The recent uproar from Nigeria's Exhibitors Association over the revenue sharing model for the release of the much-anticipated multi-starrer film, 'Patriot', has sparked heated discussions around the economic implications for the local film industry. As the film gears up for its release, the association argues that the proposed distribution terms are detrimental to local cinema operators and threaten to undermine Nigeria's burgeoning film sector.

Exhibitors Association Voices Concerns

The Nigerian Exhibitors Association, representing cinema operators nationwide, has openly condemned the revenue-sharing agreement associated with the release of 'Patriot'. This multi-starrer film, which features prominent actors and has high production values, has drawn significant attention.

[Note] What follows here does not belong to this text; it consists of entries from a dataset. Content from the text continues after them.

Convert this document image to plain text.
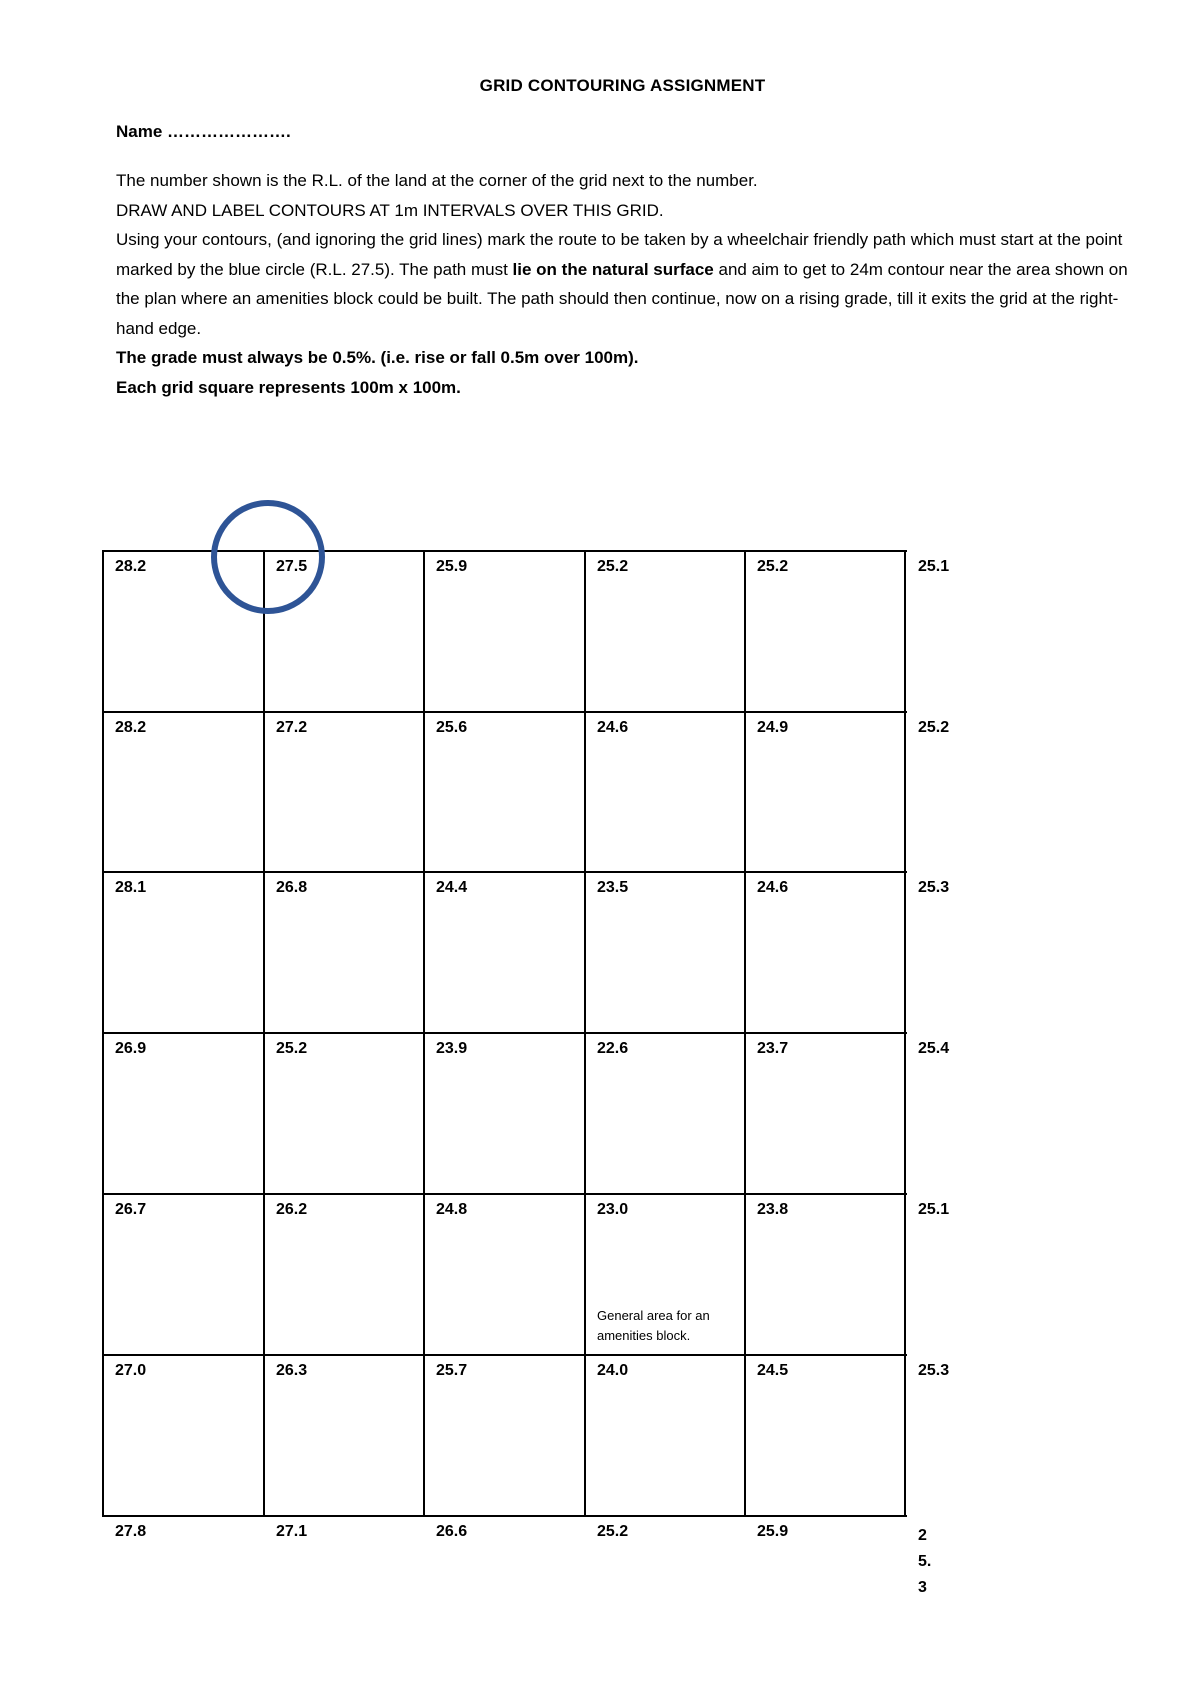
GRID CONTOURING ASSIGNMENT
Name ………………….

The number shown is the R.L. of the land at the corner of the grid next to the number.

DRAW AND LABEL CONTOURS AT 1m INTERVALS OVER THIS GRID.

Using your contours, (and ignoring the grid lines) mark the route to be taken by a wheelchair friendly path which must start at the point marked by the blue circle (R.L. 27.5). The path must lie on the natural surface and aim to get to 24m contour near the area shown on the plan where an amenities block could be built. The path should then continue, now on a rising grade, till it exits the grid at the right-hand edge.

The grade must always be 0.5%. (i.e. rise or fall 0.5m over 100m).

Each grid square represents 100m x 100m.

28.2	27.5	25.9	25.2	25.2	25.1
28.2	27.2	25.6	24.6	24.9	25.2
28.1	26.8	24.4	23.5	24.6	25.3
26.9	25.2	23.9	22.6	23.7	25.4
26.7	26.2	24.8	23.0	23.8	25.1
27.0	26.3	25.7	24.0	24.5	25.3
27.8	27.1	26.6	25.2	25.9	25.3
General area for an amenities block.
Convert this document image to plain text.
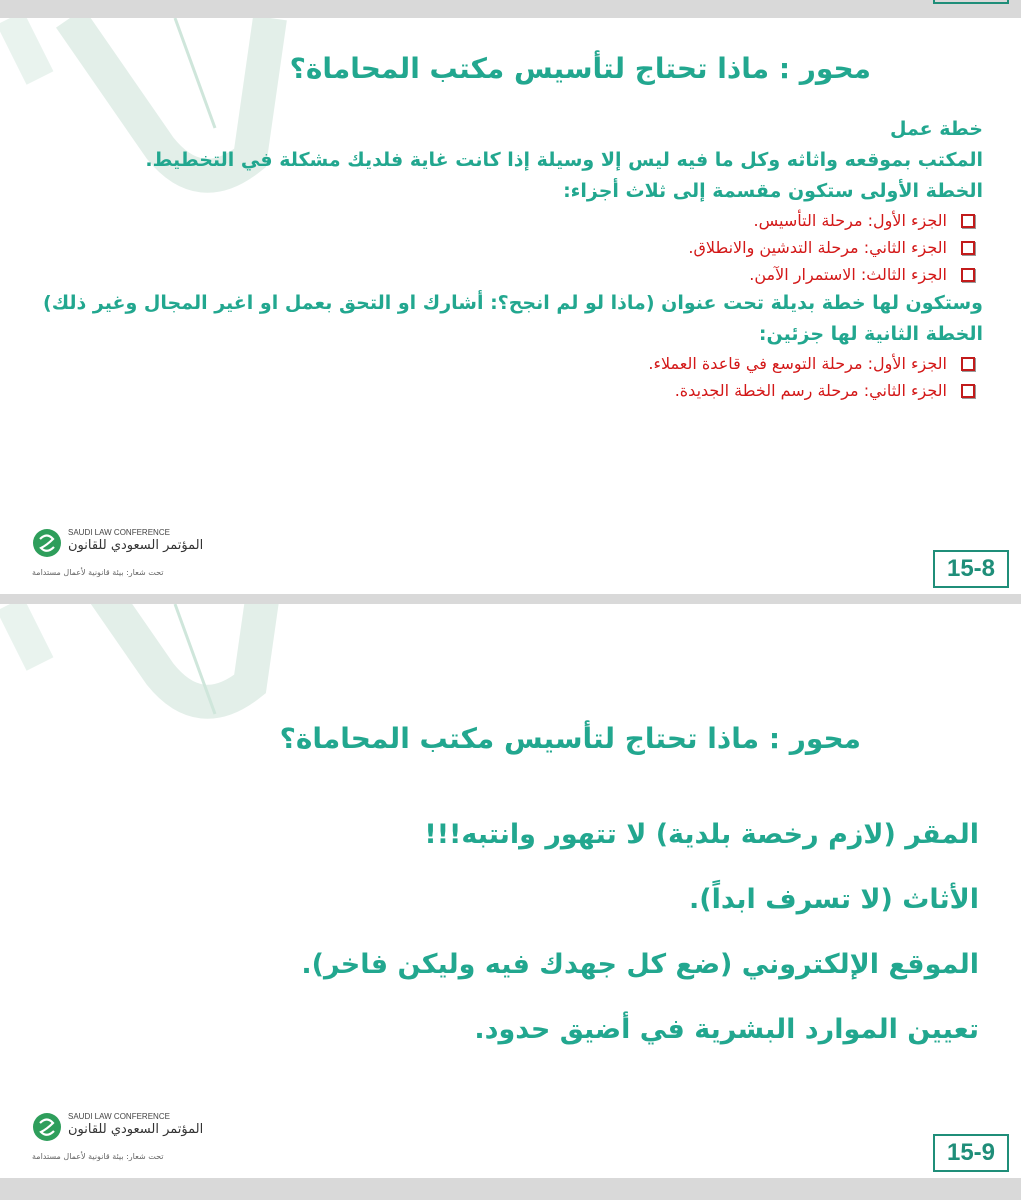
محور : ماذا تحتاج لتأسيس مكتب المحاماة؟
خطة عمل
المكتب بموقعه واثاثه وكل ما فيه ليس إلا وسيلة إذا كانت غاية فلديك مشكلة في التخطيط.
الخطة الأولى ستكون مقسمة إلى ثلاث أجزاء:
الجزء الأول: مرحلة التأسيس.
الجزء الثاني: مرحلة التدشين والانطلاق.
الجزء الثالث: الاستمرار الآمن.
وستكون لها خطة بديلة تحت عنوان (ماذا لو لم انجح؟: أشارك او التحق بعمل او اغير المجال وغير ذلك)
الخطة الثانية لها جزئين:
الجزء الأول: مرحلة التوسع في قاعدة العملاء.
الجزء الثاني: مرحلة رسم الخطة الجديدة.
SAUDI LAW CONFERENCE
المؤتمر السعودي للقانون
تحت شعار: بيئة قانونية لأعمال مستدامة	15-8
محور : ماذا تحتاج لتأسيس مكتب المحاماة؟
المقر (لازم رخصة بلدية) لا تتهور وانتبه!!!
الأثاث (لا تسرف ابداً).
الموقع الإلكتروني (ضع كل جهدك فيه وليكن فاخر).
تعيين الموارد البشرية في أضيق حدود.
SAUDI LAW CONFERENCE
المؤتمر السعودي للقانون
تحت شعار: بيئة قانونية لأعمال مستدامة	15-9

However, the exhibitors claim that the proposed terms are skewed in favour of the production company, potentially leading to significant losses for local cinemas.

Exhibitors Association Slams Film Revenue Sharing Over Patriot Movie Release: Here's Why It Matters — Economy Business
economy-business · Exhibitors Association Slams Film Revenue Sharing Over Patriot Movie Release: Here's Why It Matters

Why the Revenue Sharing Model Matters

This row over revenue sharing is not just a dispute between filmmakers and cinema operators; it touches on larger issues concerning the sustainability of the Nigerian film sector. The growth of Nollywood is vital for economic development, providing jobs and opportunities for countless individuals. A fair revenue-sharing model is crucial to ensure that all stakeholders, including local exhibitors, are able to thrive in an increasingly competitive environment.

The Broader Implications for African Development Goals

The controversy surrounding 'Patriot' echoes broader challenges the African creative industry faces in achieving sustainable economic growth. Film and entertainment sectors across Africa are central to the continent's development goals, providing pathways to employment, cultural expression, and economic diversification. If local exhibitors are unable to profit from successful films, this may hinder the growth of local cinema and diminish the overall economic potential of the industry.

Opportunities for Reform

This row presents an opportunity for renewed dialogue between film producers and exhibitors. A collaborative approach could lead to a more equitable revenue-sharing framework, encouraging investment in local productions while allowing exhibitors to remain profitable. This could set a precedent for future film releases, aligning with broader economic goals and contributing to the growth of the creative economy in Nigeria.

What to Watch For Next

As the situation unfolds, stakeholders in the film industry will be keenly observing how this conflict resolves. If the Exhibitors Association's concerns are addressed, it may lead to a healthier relationship between production companies and local cinemas, fostering a more sustainable film industry. Alternatively, if the disagreement escalates, it could deter investments in Nigerian cinema and undermine the promising growth trajectory of Nollywood.